Fertile Ground

The nation’s physician supply is especially sparse in rural America, creating burdens for rural residents and headaches for rural health care organizations seeking staff. But it also is producing a bumper crop of employment opportunities for health care professionals who are ready for the perqs and quirks of rural medicine.

Fertile-Ground-Pie-GraphsYou don’t have to dig too deep to uncover statistics about the great needs in rural medicine. According to the National Rural Health Association, only about 10 percent of physicians practice in rural America despite the fact that nearly one-fourth of the nation’s population live in those areas. In rural communities of fewer than 10,000 residents, there are about 90 physicians per 100,000 persons; in major metropolitan areas, that ratio is about 300 physicians to every 100,000 persons.

Physician shortages in rural areas deepen health care disparities. On the whole poorer and older than residents of urban areas, rural residents are less likely to have employer-provided health care coverage or prescription drug coverage. Their access to medical specialists and mental health services is more limited. When they need to see any type of health care provider, they are likely to have to travel greater distances than urban Americans.

“The need in rural areas is tremendous,” says Larry Severidt, M.D., director of medical education and the family medicine residency program at Broadlawns Medical Center in Des Moines. An adjunct DMU faculty member who was in rural practice in Iowa for nearly 25 years, he points to the 2012-2013 “opportunities directory” produced by the University of Iowa’s Office of Statewide Clinical Education Programs.

“The list shows 91 Iowa communities are looking for family physicians to fill 131 practice opportunities, and 22 communities with 39 other opportunities in community health, urgent care and other areas,” Severidt says.

Opportunities to work in health care across rural America are as abundant as sweet corn during a Midwestern summer.

“Provider recruitment is our single biggest issue,” says Jay Christensen, M.H.A.’01, chief executive officer of Mahaska Health Partnership, an inpatient/outpatient health care center in Oskaloosa, IA, and a member of the DMU Board of Trustees. “We’ve done a lot of different things. We offer student loan assistance and attractive and competitive sign-on benefits. We initiated a hospitalist program, which means new physicians won’t have any call; they can have almost a purely clinical practice.”

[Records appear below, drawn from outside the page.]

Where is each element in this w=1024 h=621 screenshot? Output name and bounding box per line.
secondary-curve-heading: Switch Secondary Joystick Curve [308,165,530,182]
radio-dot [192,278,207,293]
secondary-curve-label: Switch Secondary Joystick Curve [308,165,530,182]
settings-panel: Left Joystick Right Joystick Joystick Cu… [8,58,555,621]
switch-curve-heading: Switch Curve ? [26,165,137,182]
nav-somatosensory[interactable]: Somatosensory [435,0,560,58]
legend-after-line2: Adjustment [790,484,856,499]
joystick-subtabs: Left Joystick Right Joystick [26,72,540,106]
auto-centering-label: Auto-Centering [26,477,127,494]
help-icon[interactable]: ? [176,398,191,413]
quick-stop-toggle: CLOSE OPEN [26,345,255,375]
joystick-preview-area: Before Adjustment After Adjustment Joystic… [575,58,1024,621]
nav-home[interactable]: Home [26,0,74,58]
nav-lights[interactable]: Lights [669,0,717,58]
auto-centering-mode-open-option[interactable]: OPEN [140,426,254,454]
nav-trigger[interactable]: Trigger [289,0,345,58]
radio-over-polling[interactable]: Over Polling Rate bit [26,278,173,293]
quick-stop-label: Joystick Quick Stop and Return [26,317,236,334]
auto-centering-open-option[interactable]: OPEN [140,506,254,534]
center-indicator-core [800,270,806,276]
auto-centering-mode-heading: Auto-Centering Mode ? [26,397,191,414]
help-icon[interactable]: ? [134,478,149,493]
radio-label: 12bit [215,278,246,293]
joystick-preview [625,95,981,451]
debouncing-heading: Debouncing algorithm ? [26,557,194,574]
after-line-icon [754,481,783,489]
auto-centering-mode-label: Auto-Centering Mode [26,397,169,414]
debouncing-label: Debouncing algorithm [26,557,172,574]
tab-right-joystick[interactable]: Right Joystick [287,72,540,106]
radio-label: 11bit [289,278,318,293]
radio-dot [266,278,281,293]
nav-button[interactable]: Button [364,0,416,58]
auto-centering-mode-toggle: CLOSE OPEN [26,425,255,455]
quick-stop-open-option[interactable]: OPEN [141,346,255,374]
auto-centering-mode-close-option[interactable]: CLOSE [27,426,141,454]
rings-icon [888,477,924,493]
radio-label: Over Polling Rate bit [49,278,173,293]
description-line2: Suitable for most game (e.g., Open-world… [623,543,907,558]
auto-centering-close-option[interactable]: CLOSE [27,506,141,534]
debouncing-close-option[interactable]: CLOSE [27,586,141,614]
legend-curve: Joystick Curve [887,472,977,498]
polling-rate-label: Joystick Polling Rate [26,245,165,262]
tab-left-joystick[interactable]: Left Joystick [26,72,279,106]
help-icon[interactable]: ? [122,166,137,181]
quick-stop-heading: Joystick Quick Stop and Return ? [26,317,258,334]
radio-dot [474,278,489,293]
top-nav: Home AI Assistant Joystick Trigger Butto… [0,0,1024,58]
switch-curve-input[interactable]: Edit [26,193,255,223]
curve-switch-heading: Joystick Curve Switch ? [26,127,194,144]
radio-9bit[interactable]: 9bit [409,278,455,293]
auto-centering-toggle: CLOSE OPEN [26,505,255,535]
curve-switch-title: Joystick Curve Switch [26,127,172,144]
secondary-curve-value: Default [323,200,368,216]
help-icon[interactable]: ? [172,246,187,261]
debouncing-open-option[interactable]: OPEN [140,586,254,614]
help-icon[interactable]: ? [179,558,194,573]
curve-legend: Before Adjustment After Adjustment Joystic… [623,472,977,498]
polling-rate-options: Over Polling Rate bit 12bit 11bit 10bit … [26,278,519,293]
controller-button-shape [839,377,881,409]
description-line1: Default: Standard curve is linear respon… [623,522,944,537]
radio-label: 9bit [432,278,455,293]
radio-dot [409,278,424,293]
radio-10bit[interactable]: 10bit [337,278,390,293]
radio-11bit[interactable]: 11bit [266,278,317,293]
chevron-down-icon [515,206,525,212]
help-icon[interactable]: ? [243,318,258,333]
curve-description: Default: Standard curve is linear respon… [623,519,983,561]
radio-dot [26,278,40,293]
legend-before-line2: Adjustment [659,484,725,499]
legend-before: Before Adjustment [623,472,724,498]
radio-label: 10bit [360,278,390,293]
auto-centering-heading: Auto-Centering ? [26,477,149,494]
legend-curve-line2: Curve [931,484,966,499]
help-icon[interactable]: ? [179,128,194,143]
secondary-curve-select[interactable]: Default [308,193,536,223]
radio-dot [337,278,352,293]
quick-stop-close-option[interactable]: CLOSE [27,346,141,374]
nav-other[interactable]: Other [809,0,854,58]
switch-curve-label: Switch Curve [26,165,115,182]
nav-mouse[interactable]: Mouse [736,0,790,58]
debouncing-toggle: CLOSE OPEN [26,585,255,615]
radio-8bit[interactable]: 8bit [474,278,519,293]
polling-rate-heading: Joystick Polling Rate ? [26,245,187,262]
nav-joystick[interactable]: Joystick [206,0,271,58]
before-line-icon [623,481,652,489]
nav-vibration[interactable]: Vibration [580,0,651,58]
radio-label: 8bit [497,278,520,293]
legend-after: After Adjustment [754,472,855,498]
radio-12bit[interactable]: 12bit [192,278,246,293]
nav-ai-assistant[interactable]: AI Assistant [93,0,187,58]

Practicing in rural areas comes with unique professional and lifestyle realities and rewards. Primary care providers can expect to treat patients of all ages, with a variety of conditions and – depending on how long they practice in an area – over many years and multiple generations. For health care professionals in pursuit of and prepared for that, the rewards are many.

“One thing that’s appealing to me about rural medicine is the diversity. It’s an opportunity to do family practice, which is my love, as well as emergency medicine and obstetrics,” says Bill Bensen, a second-year DMU osteopathic medical student from Aberdeen, SD. “When my son, Micah, was two, he could count up to five, but five wasn’t a finite quantity. To him, five was infinity, everything.

“That’s the thing I love about rural medicine,” Bensen adds. “It prepares you to practice for five.”